Australian researchers have unlocked the numerous health benefits of purple corn.

The Naturally Nutritious project, developed by the Health, Nutrition and Food Safety Fund, discovered that purple sweet corn has high levels of specific phytonutrients beneficial to human health.

Senior researcher Dr Tim O’Hare said the project investigated whether one could increase the nutrient content of a range of products so that consumers could get more bang for their buck, or ‘more nutrition per serve’.

One of the considerations of the research was the ‘look’ of the product that was being developed.

O’Hare said humans are visual beings, so the product needs to look attractive and visually differentiated from a ‘standard’ product of the same type.

“For example, purple sweet corn, developed from Peruvian purple maize, clearly looks different to yellow sweet corn. Of course, the product has to taste as good — if not better — than the standard product, because after all, this is food, and it should taste great. If it doesn’t taste great, then the likelihood of you buying it a second time drops dramatically,” he said.

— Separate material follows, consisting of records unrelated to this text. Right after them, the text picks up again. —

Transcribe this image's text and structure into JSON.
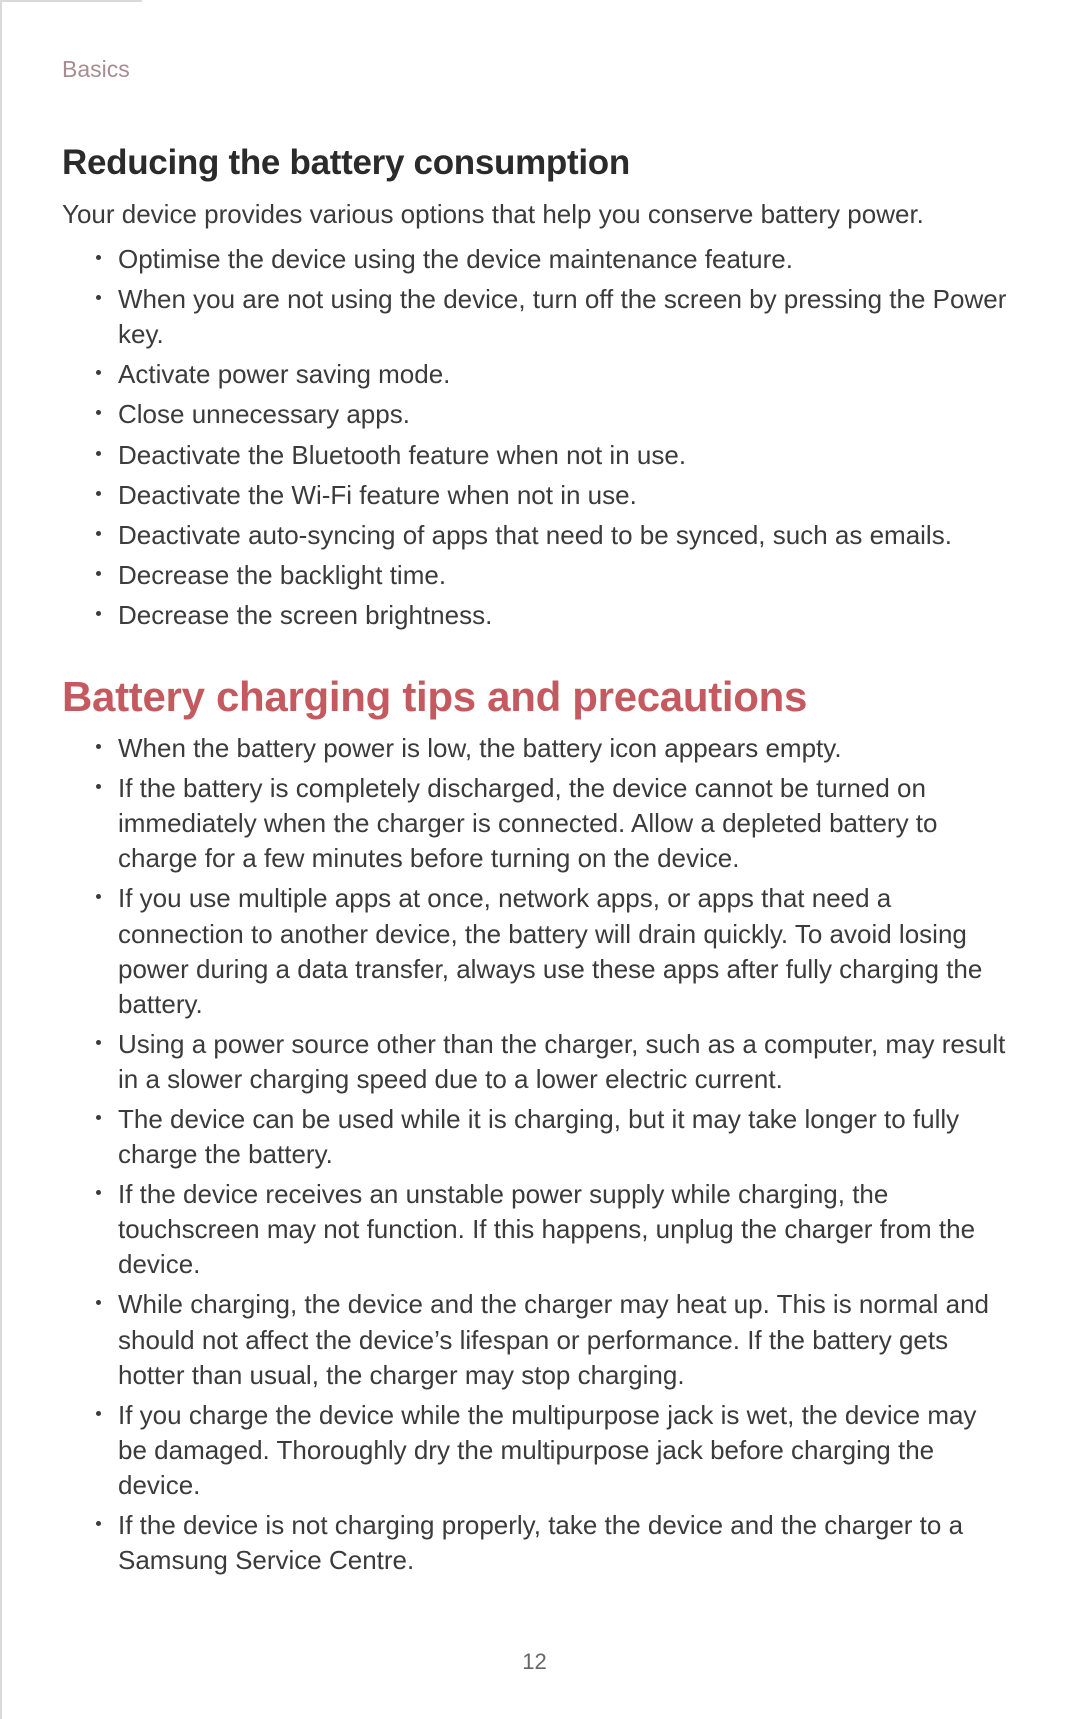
{
  "breadcrumb": "Basics",
  "section1": {
    "heading": "Reducing the battery consumption",
    "intro": "Your device provides various options that help you conserve battery power.",
    "bullets": [
      "Optimise the device using the device maintenance feature.",
      "When you are not using the device, turn off the screen by pressing the Power key.",
      "Activate power saving mode.",
      "Close unnecessary apps.",
      "Deactivate the Bluetooth feature when not in use.",
      "Deactivate the Wi-Fi feature when not in use.",
      "Deactivate auto-syncing of apps that need to be synced, such as emails.",
      "Decrease the backlight time.",
      "Decrease the screen brightness."
    ]
  },
  "section2": {
    "heading": "Battery charging tips and precautions",
    "bullets": [
      "When the battery power is low, the battery icon appears empty.",
      "If the battery is completely discharged, the device cannot be turned on immediately when the charger is connected. Allow a depleted battery to charge for a few minutes before turning on the device.",
      "If you use multiple apps at once, network apps, or apps that need a connection to another device, the battery will drain quickly. To avoid losing power during a data transfer, always use these apps after fully charging the battery.",
      "Using a power source other than the charger, such as a computer, may result in a slower charging speed due to a lower electric current.",
      "The device can be used while it is charging, but it may take longer to fully charge the battery.",
      "If the device receives an unstable power supply while charging, the touchscreen may not function. If this happens, unplug the charger from the device.",
      "While charging, the device and the charger may heat up. This is normal and should not affect the device’s lifespan or performance. If the battery gets hotter than usual, the charger may stop charging.",
      "If you charge the device while the multipurpose jack is wet, the device may be damaged. Thoroughly dry the multipurpose jack before charging the device.",
      "If the device is not charging properly, take the device and the charger to a Samsung Service Centre."
    ]
  },
  "pageNumber": "12",
  "colors": {
    "breadcrumb": "#a98b93",
    "accentHeading": "#c45a5f",
    "bodyText": "#3b3b3b",
    "heading": "#2b2b2b",
    "border": "#d9d9d9",
    "pageNumber": "#666666",
    "background": "#ffffff"
  },
  "typography": {
    "breadcrumb_fontsize": 23,
    "h2_fontsize": 35,
    "h1_accent_fontsize": 42,
    "body_fontsize": 26,
    "line_height": 1.35
  }
}
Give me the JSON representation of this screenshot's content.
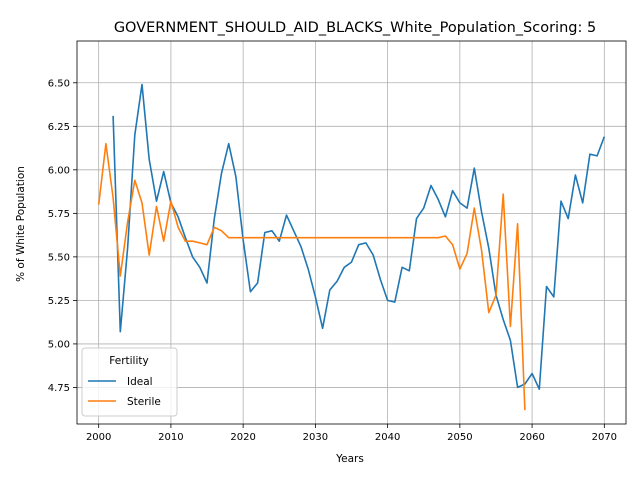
{
  "chart_data": {
    "type": "line",
    "title": "GOVERNMENT_SHOULD_AID_BLACKS_White_Population_Scoring: 5",
    "xlabel": "Years",
    "ylabel": "% of White Population",
    "xlim": [
      1997,
      2073
    ],
    "ylim": [
      4.54,
      6.74
    ],
    "xticks": [
      2000,
      2010,
      2020,
      2030,
      2040,
      2050,
      2060,
      2070
    ],
    "yticks": [
      4.75,
      5.0,
      5.25,
      5.5,
      5.75,
      6.0,
      6.25,
      6.5
    ],
    "ytick_labels": [
      "4.75",
      "5.00",
      "5.25",
      "5.50",
      "5.75",
      "6.00",
      "6.25",
      "6.50"
    ],
    "grid": true,
    "legend": {
      "title": "Fertility",
      "placement": "lower-left"
    },
    "series": [
      {
        "name": "Ideal",
        "color": "#1f77b4",
        "x": [
          2002,
          2003,
          2004,
          2005,
          2006,
          2007,
          2008,
          2009,
          2010,
          2011,
          2012,
          2013,
          2014,
          2015,
          2016,
          2017,
          2018,
          2019,
          2020,
          2021,
          2022,
          2023,
          2024,
          2025,
          2026,
          2027,
          2028,
          2029,
          2030,
          2031,
          2032,
          2033,
          2034,
          2035,
          2036,
          2037,
          2038,
          2039,
          2040,
          2041,
          2042,
          2043,
          2044,
          2045,
          2046,
          2047,
          2048,
          2049,
          2050,
          2051,
          2052,
          2053,
          2054,
          2055,
          2056,
          2057,
          2058,
          2059,
          2060,
          2061,
          2062,
          2063,
          2064,
          2065,
          2066,
          2067,
          2068,
          2069,
          2070
        ],
        "y": [
          6.31,
          5.07,
          5.55,
          6.2,
          6.49,
          6.06,
          5.82,
          5.99,
          5.81,
          5.73,
          5.61,
          5.5,
          5.44,
          5.35,
          5.72,
          5.98,
          6.15,
          5.96,
          5.6,
          5.3,
          5.35,
          5.64,
          5.65,
          5.59,
          5.74,
          5.65,
          5.56,
          5.43,
          5.27,
          5.09,
          5.31,
          5.36,
          5.44,
          5.47,
          5.57,
          5.58,
          5.51,
          5.37,
          5.25,
          5.24,
          5.44,
          5.42,
          5.72,
          5.78,
          5.91,
          5.83,
          5.73,
          5.88,
          5.81,
          5.78,
          6.01,
          5.76,
          5.55,
          5.28,
          5.14,
          5.02,
          4.75,
          4.77,
          4.83,
          4.74,
          5.33,
          5.27,
          5.82,
          5.72,
          5.97,
          5.81,
          6.09,
          6.08,
          6.19
        ]
      },
      {
        "name": "Sterile",
        "color": "#ff7f0e",
        "x": [
          2000,
          2001,
          2002,
          2003,
          2004,
          2005,
          2006,
          2007,
          2008,
          2009,
          2010,
          2011,
          2012,
          2013,
          2014,
          2015,
          2016,
          2017,
          2018,
          2019,
          2020,
          2021,
          2022,
          2023,
          2024,
          2025,
          2026,
          2027,
          2028,
          2029,
          2030,
          2031,
          2032,
          2033,
          2034,
          2035,
          2036,
          2037,
          2038,
          2039,
          2040,
          2041,
          2042,
          2043,
          2044,
          2045,
          2046,
          2047,
          2048,
          2049,
          2050,
          2051,
          2052,
          2053,
          2054,
          2055,
          2056,
          2057,
          2058,
          2059
        ],
        "y": [
          5.8,
          6.15,
          5.84,
          5.39,
          5.7,
          5.94,
          5.81,
          5.51,
          5.79,
          5.59,
          5.82,
          5.67,
          5.59,
          5.59,
          5.58,
          5.57,
          5.67,
          5.65,
          5.61,
          5.61,
          5.61,
          5.61,
          5.61,
          5.61,
          5.61,
          5.61,
          5.61,
          5.61,
          5.61,
          5.61,
          5.61,
          5.61,
          5.61,
          5.61,
          5.61,
          5.61,
          5.61,
          5.61,
          5.61,
          5.61,
          5.61,
          5.61,
          5.61,
          5.61,
          5.61,
          5.61,
          5.61,
          5.61,
          5.62,
          5.57,
          5.43,
          5.52,
          5.78,
          5.54,
          5.18,
          5.28,
          5.86,
          5.1,
          5.69,
          4.62
        ]
      }
    ]
  }
}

“Purple and red anthocyanin pigments have been linked to improving cardiovascular health. So, increasing purple colour also increases the health value of vegetables.”

O’Hare said he wanted to develop a product fit for the supermarket, but doing so was not that simple.

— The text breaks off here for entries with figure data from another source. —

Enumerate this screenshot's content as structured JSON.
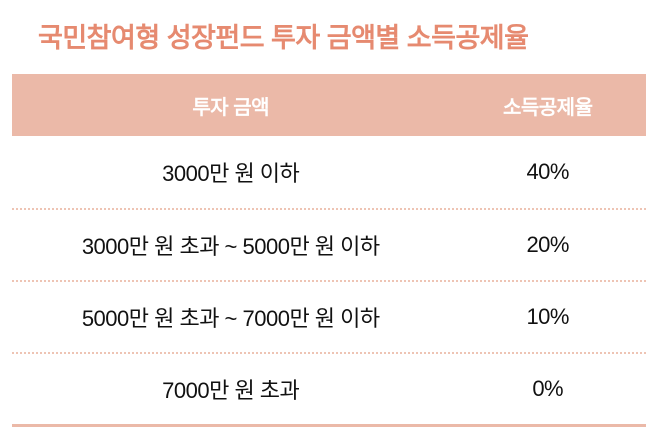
{
  "title": "국민참여형 성장펀드 투자 금액별 소득공제율",
  "colors": {
    "title_color": "#e68a70",
    "header_bg": "#ebb9a8",
    "header_text": "#ffffff",
    "cell_text": "#111111",
    "divider": "#eec4b4",
    "bottom_line": "#ebb9a8"
  },
  "chart_data": {
    "type": "table",
    "title": "국민참여형 성장펀드 투자 금액별 소득공제율",
    "columns": [
      "투자 금액",
      "소득공제율"
    ],
    "rows": [
      [
        "3000만 원 이하",
        "40%"
      ],
      [
        "3000만 원 초과 ~ 5000만 원 이하",
        "20%"
      ],
      [
        "5000만 원 초과 ~ 7000만 원 이하",
        "10%"
      ],
      [
        "7000만 원 초과",
        "0%"
      ]
    ],
    "layout": {
      "header_position": "top",
      "column_align": [
        "center",
        "center"
      ],
      "row_separator": "dotted",
      "grid": false
    }
  }
}
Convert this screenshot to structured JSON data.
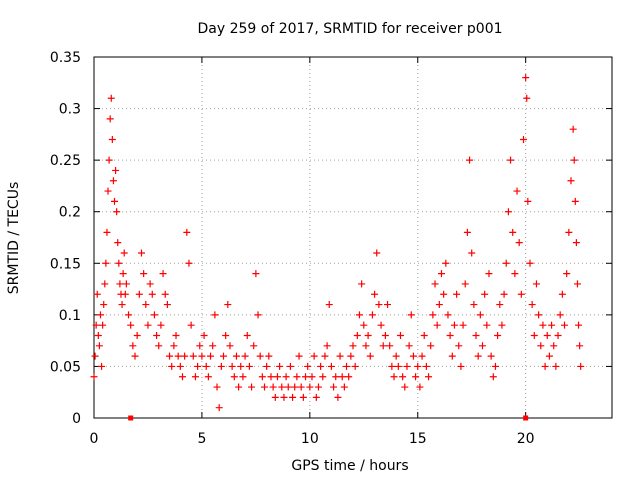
{
  "chart_data": {
    "type": "scatter",
    "title": "Day 259 of 2017, SRMTID for receiver p001",
    "xlabel": "GPS time / hours",
    "ylabel": "SRMTID / TECUs",
    "xlim": [
      0,
      24
    ],
    "ylim": [
      0,
      0.35
    ],
    "xticks": [
      0,
      5,
      10,
      15,
      20
    ],
    "yticks": [
      0,
      0.05,
      0.1,
      0.15,
      0.2,
      0.25,
      0.3,
      0.35
    ],
    "xtick_labels": [
      "0",
      "5",
      "10",
      "15",
      "20"
    ],
    "ytick_labels": [
      "0",
      "0.05",
      "0.1",
      "0.15",
      "0.2",
      "0.25",
      "0.3",
      "0.35"
    ],
    "grid": true,
    "marker": "+",
    "color": "#ff0000",
    "series": [
      {
        "name": "SRMTID p001",
        "points": [
          [
            0.0,
            0.04
          ],
          [
            0.05,
            0.06
          ],
          [
            0.1,
            0.09
          ],
          [
            0.15,
            0.12
          ],
          [
            0.2,
            0.08
          ],
          [
            0.25,
            0.07
          ],
          [
            0.3,
            0.1
          ],
          [
            0.35,
            0.05
          ],
          [
            0.4,
            0.09
          ],
          [
            0.45,
            0.11
          ],
          [
            0.5,
            0.13
          ],
          [
            0.55,
            0.15
          ],
          [
            0.6,
            0.18
          ],
          [
            0.65,
            0.22
          ],
          [
            0.7,
            0.25
          ],
          [
            0.75,
            0.29
          ],
          [
            0.8,
            0.31
          ],
          [
            0.85,
            0.27
          ],
          [
            0.9,
            0.23
          ],
          [
            0.95,
            0.21
          ],
          [
            1.0,
            0.24
          ],
          [
            1.05,
            0.2
          ],
          [
            1.1,
            0.17
          ],
          [
            1.15,
            0.15
          ],
          [
            1.2,
            0.13
          ],
          [
            1.25,
            0.12
          ],
          [
            1.3,
            0.11
          ],
          [
            1.35,
            0.14
          ],
          [
            1.4,
            0.16
          ],
          [
            1.45,
            0.12
          ],
          [
            1.5,
            0.13
          ],
          [
            1.6,
            0.1
          ],
          [
            1.7,
            0.09
          ],
          [
            1.8,
            0.07
          ],
          [
            1.9,
            0.06
          ],
          [
            2.0,
            0.08
          ],
          [
            2.1,
            0.12
          ],
          [
            2.2,
            0.16
          ],
          [
            2.3,
            0.14
          ],
          [
            2.4,
            0.11
          ],
          [
            2.5,
            0.09
          ],
          [
            2.6,
            0.13
          ],
          [
            2.7,
            0.12
          ],
          [
            2.8,
            0.1
          ],
          [
            2.9,
            0.08
          ],
          [
            3.0,
            0.07
          ],
          [
            3.1,
            0.09
          ],
          [
            3.2,
            0.14
          ],
          [
            3.3,
            0.12
          ],
          [
            3.4,
            0.11
          ],
          [
            3.5,
            0.06
          ],
          [
            3.6,
            0.05
          ],
          [
            3.7,
            0.07
          ],
          [
            3.8,
            0.08
          ],
          [
            3.9,
            0.06
          ],
          [
            4.0,
            0.05
          ],
          [
            4.1,
            0.04
          ],
          [
            4.2,
            0.06
          ],
          [
            4.3,
            0.18
          ],
          [
            4.4,
            0.15
          ],
          [
            4.5,
            0.09
          ],
          [
            4.6,
            0.06
          ],
          [
            4.7,
            0.04
          ],
          [
            4.8,
            0.05
          ],
          [
            4.9,
            0.07
          ],
          [
            5.0,
            0.06
          ],
          [
            5.1,
            0.08
          ],
          [
            5.2,
            0.05
          ],
          [
            5.3,
            0.04
          ],
          [
            5.4,
            0.06
          ],
          [
            5.5,
            0.07
          ],
          [
            5.6,
            0.1
          ],
          [
            5.7,
            0.03
          ],
          [
            5.8,
            0.01
          ],
          [
            5.9,
            0.05
          ],
          [
            6.0,
            0.06
          ],
          [
            6.1,
            0.08
          ],
          [
            6.2,
            0.11
          ],
          [
            6.3,
            0.07
          ],
          [
            6.4,
            0.05
          ],
          [
            6.5,
            0.04
          ],
          [
            6.6,
            0.06
          ],
          [
            6.7,
            0.03
          ],
          [
            6.8,
            0.05
          ],
          [
            6.9,
            0.04
          ],
          [
            7.0,
            0.06
          ],
          [
            7.1,
            0.08
          ],
          [
            7.2,
            0.05
          ],
          [
            7.3,
            0.03
          ],
          [
            7.4,
            0.07
          ],
          [
            7.5,
            0.14
          ],
          [
            7.6,
            0.1
          ],
          [
            7.7,
            0.06
          ],
          [
            7.8,
            0.04
          ],
          [
            7.9,
            0.03
          ],
          [
            8.0,
            0.05
          ],
          [
            8.1,
            0.06
          ],
          [
            8.2,
            0.04
          ],
          [
            8.3,
            0.03
          ],
          [
            8.4,
            0.02
          ],
          [
            8.5,
            0.04
          ],
          [
            8.6,
            0.05
          ],
          [
            8.7,
            0.03
          ],
          [
            8.8,
            0.02
          ],
          [
            8.9,
            0.04
          ],
          [
            9.0,
            0.03
          ],
          [
            9.1,
            0.05
          ],
          [
            9.2,
            0.02
          ],
          [
            9.3,
            0.03
          ],
          [
            9.4,
            0.04
          ],
          [
            9.5,
            0.06
          ],
          [
            9.6,
            0.03
          ],
          [
            9.7,
            0.02
          ],
          [
            9.8,
            0.04
          ],
          [
            9.9,
            0.05
          ],
          [
            10.0,
            0.03
          ],
          [
            10.1,
            0.04
          ],
          [
            10.2,
            0.06
          ],
          [
            10.3,
            0.02
          ],
          [
            10.4,
            0.03
          ],
          [
            10.5,
            0.05
          ],
          [
            10.6,
            0.04
          ],
          [
            10.7,
            0.06
          ],
          [
            10.8,
            0.07
          ],
          [
            10.9,
            0.11
          ],
          [
            11.0,
            0.05
          ],
          [
            11.1,
            0.03
          ],
          [
            11.2,
            0.04
          ],
          [
            11.3,
            0.02
          ],
          [
            11.4,
            0.06
          ],
          [
            11.5,
            0.04
          ],
          [
            11.6,
            0.03
          ],
          [
            11.7,
            0.05
          ],
          [
            11.8,
            0.04
          ],
          [
            11.9,
            0.06
          ],
          [
            12.0,
            0.07
          ],
          [
            12.1,
            0.05
          ],
          [
            12.2,
            0.08
          ],
          [
            12.3,
            0.1
          ],
          [
            12.4,
            0.13
          ],
          [
            12.5,
            0.09
          ],
          [
            12.6,
            0.07
          ],
          [
            12.7,
            0.08
          ],
          [
            12.8,
            0.06
          ],
          [
            12.9,
            0.1
          ],
          [
            13.0,
            0.12
          ],
          [
            13.1,
            0.16
          ],
          [
            13.2,
            0.11
          ],
          [
            13.3,
            0.09
          ],
          [
            13.4,
            0.07
          ],
          [
            13.5,
            0.08
          ],
          [
            13.6,
            0.11
          ],
          [
            13.7,
            0.07
          ],
          [
            13.8,
            0.05
          ],
          [
            13.9,
            0.04
          ],
          [
            14.0,
            0.06
          ],
          [
            14.1,
            0.05
          ],
          [
            14.2,
            0.08
          ],
          [
            14.3,
            0.04
          ],
          [
            14.4,
            0.03
          ],
          [
            14.5,
            0.05
          ],
          [
            14.6,
            0.07
          ],
          [
            14.7,
            0.1
          ],
          [
            14.8,
            0.06
          ],
          [
            14.9,
            0.04
          ],
          [
            15.0,
            0.05
          ],
          [
            15.1,
            0.03
          ],
          [
            15.2,
            0.06
          ],
          [
            15.3,
            0.08
          ],
          [
            15.4,
            0.05
          ],
          [
            15.5,
            0.04
          ],
          [
            15.6,
            0.07
          ],
          [
            15.7,
            0.1
          ],
          [
            15.8,
            0.13
          ],
          [
            15.9,
            0.09
          ],
          [
            16.0,
            0.11
          ],
          [
            16.1,
            0.14
          ],
          [
            16.2,
            0.12
          ],
          [
            16.3,
            0.15
          ],
          [
            16.4,
            0.1
          ],
          [
            16.5,
            0.08
          ],
          [
            16.6,
            0.06
          ],
          [
            16.7,
            0.09
          ],
          [
            16.8,
            0.12
          ],
          [
            16.9,
            0.07
          ],
          [
            17.0,
            0.05
          ],
          [
            17.1,
            0.09
          ],
          [
            17.2,
            0.13
          ],
          [
            17.3,
            0.18
          ],
          [
            17.4,
            0.25
          ],
          [
            17.5,
            0.16
          ],
          [
            17.6,
            0.11
          ],
          [
            17.7,
            0.08
          ],
          [
            17.8,
            0.06
          ],
          [
            17.9,
            0.1
          ],
          [
            18.0,
            0.07
          ],
          [
            18.1,
            0.12
          ],
          [
            18.2,
            0.09
          ],
          [
            18.3,
            0.14
          ],
          [
            18.4,
            0.06
          ],
          [
            18.5,
            0.04
          ],
          [
            18.6,
            0.05
          ],
          [
            18.7,
            0.08
          ],
          [
            18.8,
            0.11
          ],
          [
            18.9,
            0.09
          ],
          [
            19.0,
            0.12
          ],
          [
            19.1,
            0.15
          ],
          [
            19.2,
            0.2
          ],
          [
            19.3,
            0.25
          ],
          [
            19.4,
            0.18
          ],
          [
            19.5,
            0.14
          ],
          [
            19.6,
            0.22
          ],
          [
            19.7,
            0.17
          ],
          [
            19.8,
            0.12
          ],
          [
            19.9,
            0.27
          ],
          [
            20.0,
            0.33
          ],
          [
            20.05,
            0.31
          ],
          [
            20.1,
            0.21
          ],
          [
            20.2,
            0.15
          ],
          [
            20.3,
            0.11
          ],
          [
            20.4,
            0.08
          ],
          [
            20.5,
            0.13
          ],
          [
            20.6,
            0.1
          ],
          [
            20.7,
            0.07
          ],
          [
            20.8,
            0.09
          ],
          [
            20.9,
            0.05
          ],
          [
            21.0,
            0.08
          ],
          [
            21.1,
            0.06
          ],
          [
            21.2,
            0.09
          ],
          [
            21.3,
            0.07
          ],
          [
            21.4,
            0.05
          ],
          [
            21.5,
            0.08
          ],
          [
            21.6,
            0.1
          ],
          [
            21.7,
            0.12
          ],
          [
            21.8,
            0.09
          ],
          [
            21.9,
            0.14
          ],
          [
            22.0,
            0.18
          ],
          [
            22.1,
            0.23
          ],
          [
            22.2,
            0.28
          ],
          [
            22.25,
            0.25
          ],
          [
            22.3,
            0.21
          ],
          [
            22.35,
            0.17
          ],
          [
            22.4,
            0.13
          ],
          [
            22.45,
            0.09
          ],
          [
            22.5,
            0.07
          ],
          [
            22.55,
            0.05
          ]
        ]
      }
    ],
    "highlight_points": [
      [
        1.7,
        0.0
      ],
      [
        20.0,
        0.0
      ]
    ]
  }
}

“The difficulty is that the natural mutation that makes sweet corn ‘supersweet’ is positioned extremely close to the mutation that ‘blocks’ purple pigment production. The challenge was to break this tight genetic linkage so that the supersweet mutation is now alongside a ‘working’ part of the anthocyanin purple pigment pathway,” he said.

“The good news is that we have done this for two different supersweet mutations now, including ‘shrunken-2’, which the Australian sweet corn industry and much of the world is based upon.”

Purple sweet corn will become available to Australia’s vegetable growers following the issue of a public tender once the product is closer to a commercial hybrid.

“Through issuing a public tender, we can get the best people out there to carry it forward into the commercial world,” O’Hare said.

The project is progressing as planned with two years remaining.